Continuo. Ouça mais um pouquinho, fugi do assunto, mas foi coisa rápida.

Hoje é dia 03 de janeiro de 2022, uma segunda-feira. Hoje, na verdade, num sábado de 1898, nascia em Porto Alegre, Rio Grande do Sul, Luís Carlos Prestes. A citação ao 03 de janeiro de hoje e ao de 1898 diz muito sobre essa jornada de ler cronologicamente – como temos conversado – a obra de Jorge Amado. Já uns dias iniciei O Cavaleiro da Esperança: vida de Luís Carlos Prestes, mas não parei para te contar as impressões, os sentimentos que tive ao ler o livro que o antecede na obra do baiano de Itabuna: ABC de Castro Alves.

Publicado originalmente em 1941 e retomado na série Coleção Jorge Amado da Companhia das Letras, com posfácio de Domício Proença Filho, li a edição de 2010 da editora.

Do escrito de Proença Filho entendi enfim o que é um abc, apesar de eu não ser tão ignorante, mas mesmo lendo sempre o posfácio como deve ser lido – no final – o ritmo da escrita de Jorge Amado era da mais pura louvação ao poeta baiano, seu conterrâneo. A voz dos escravos. A explicação, a exposição, de Domício Proença Filho ajudou e evidenciou mais o sentimento que me batia entre angústia e admiração.

 O que Jorge Amado, na sua cadência, na conversa com a sua negra, a sua amiga – companheira – nas areias, contando a grandeza, os feitos do poeta, humanizando Castro Alves, nos leva a tal ponto da gente se dar conta – sabe? – e se lembrar que é sempre bom perguntar-se: O que é uma biografia de verdade?

Amado usa notas de fim – adianto que no livro sobre Luís Carlos Prestes o mesmo acontece – dá opiniões. Ele consegue romancear uma vida, mas não são todas as vidas – a minha e a tua – grandes romances escritos ao acaso pela pena de algo maior?

Sinto angústia. Pelo menos sinto. E sentir alguma coisa já é algo, afinal, como num trecho do ABC: “Já que que a vida esmagava assim tantos homens e tantos sentimentos, já que ela era tão feia e tão errada, então ela não a queria, não se misturaria com ela, fugiria. A morte é também, amiga, bela como a mais bela das mulheres quando se tem medo da vida, de encará-la face a face, quando se pensa que o destino do homem é a desgraça. Para os que assim pensam, as estrelas do céu são um chamado, a lua é um convite, a morte é a suprema amante, só ela pode dar aos homens os bens que a vida não possui. E eles caminhas para a morte de passo firme e decidido porque vão para uma festa, não têm nada que os prenda à vida, estão desligados dos demais homens” (p. 47).

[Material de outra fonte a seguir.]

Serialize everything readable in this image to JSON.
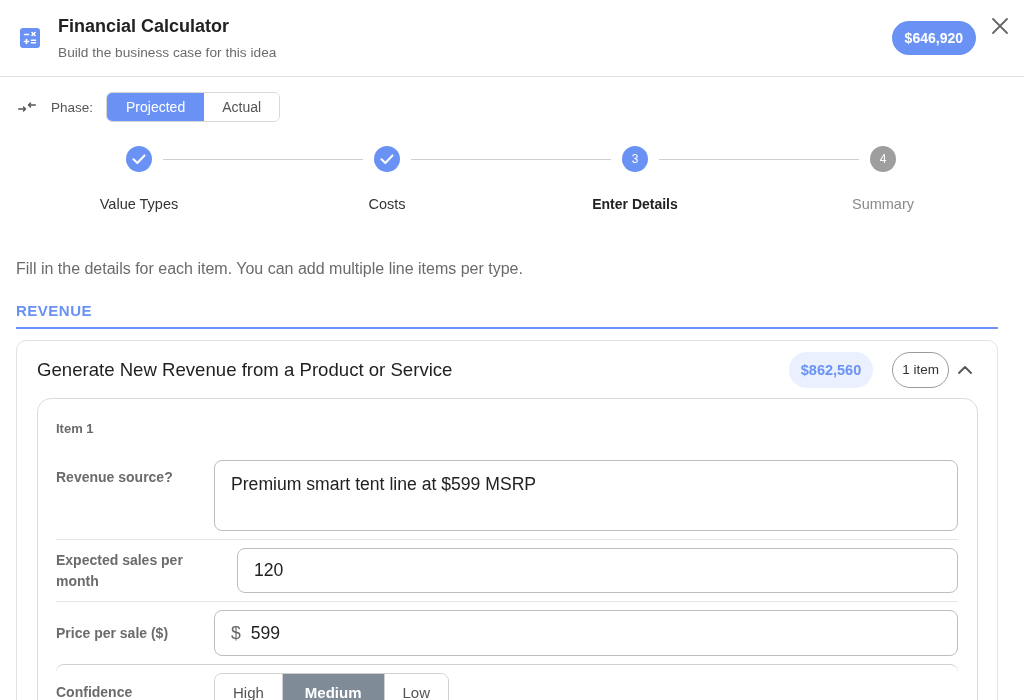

Jorge Amado canta em cada letra do alfabeto os feitos do poeta, insere um cotidiano em que a verdade mais pura é a dor que o passado não pode esquecer: a ausência da Liberdade.

E ele lembra bem, encerro assim, com uma voz que não é minha, mas que é do grande que segue amado: “Nessas noites oleosas da Bahia, quando do céu desce um infinito mistério, quando do mar chegam as canções mais doces de Iemanjá, quando da terra vem um cheiro poderoso de flores várias, nessas noites, amiga, vêm do mais escondido da cidade, de trás dos morros, do mais profundo da noite, ninguém sabe mesmo de onde, esses sons que do cais nós ouvimos de coração saltando no peito. São os baticuns das macumbas, são os candomblés batendo em honra dos santos que tu amas. De Oxóssi, meu santo, de Omolu, o deus que tanto temes, de Xangô e de Ogum. São atabaques deixando que a música role sobre a cidade e a evolva e a transporte para uma atmosfera de sonho. Nós sabemos, amiga, que lá, onde tantas vezes estivemos, naqueles escondidos lugares onde nossos irmãos negros festejam seus pobres deuses, negras dançam vestidas com os mais lindos vestidos de mundo. Sabemos também que a qualquer momento a caravana policial pode invadir o terreiro da macumba e levar os sacerdotes, os assistentes e os santos. Sabemos que é sempre uma aventura um baticum de candomblé. Que dos negros nem os deuses são livres para dançar na Terra. Mas que nem por isso deixa de, sobre as ladeiras da Bahia, ressoar a trágica voz dos atabaques, que nem por isso deixam de ser cantadas as canções de Iemanjá, nossa mãe, dona do mar e do nosso destino (...). Antes, negra, era ainda pior. No tempo do poeta Castro Alves, no tempo da sua infância e também depois, os negros eram escravos comprados em leilões, mercadoria que se vendia, trocava e explorava. E em troca de tudo que eles deram ao branco, sua força, seu suor, suas mulheres e filhas, a maciez da sua fala que adoçou a nossa fala, sua liberdade, o branco lhe quis dar apenas, além do chicote, os deuses que possuía. Mas deuses os negros traziam da África, os deuses da floresta e do deserto. E continuaram fiéis aos seus deuses por mais que rezassem aos deuses dos seus donos. E cavaram no subsolo das cidades templos que o homem branco não podia atingir” (p. 62-63).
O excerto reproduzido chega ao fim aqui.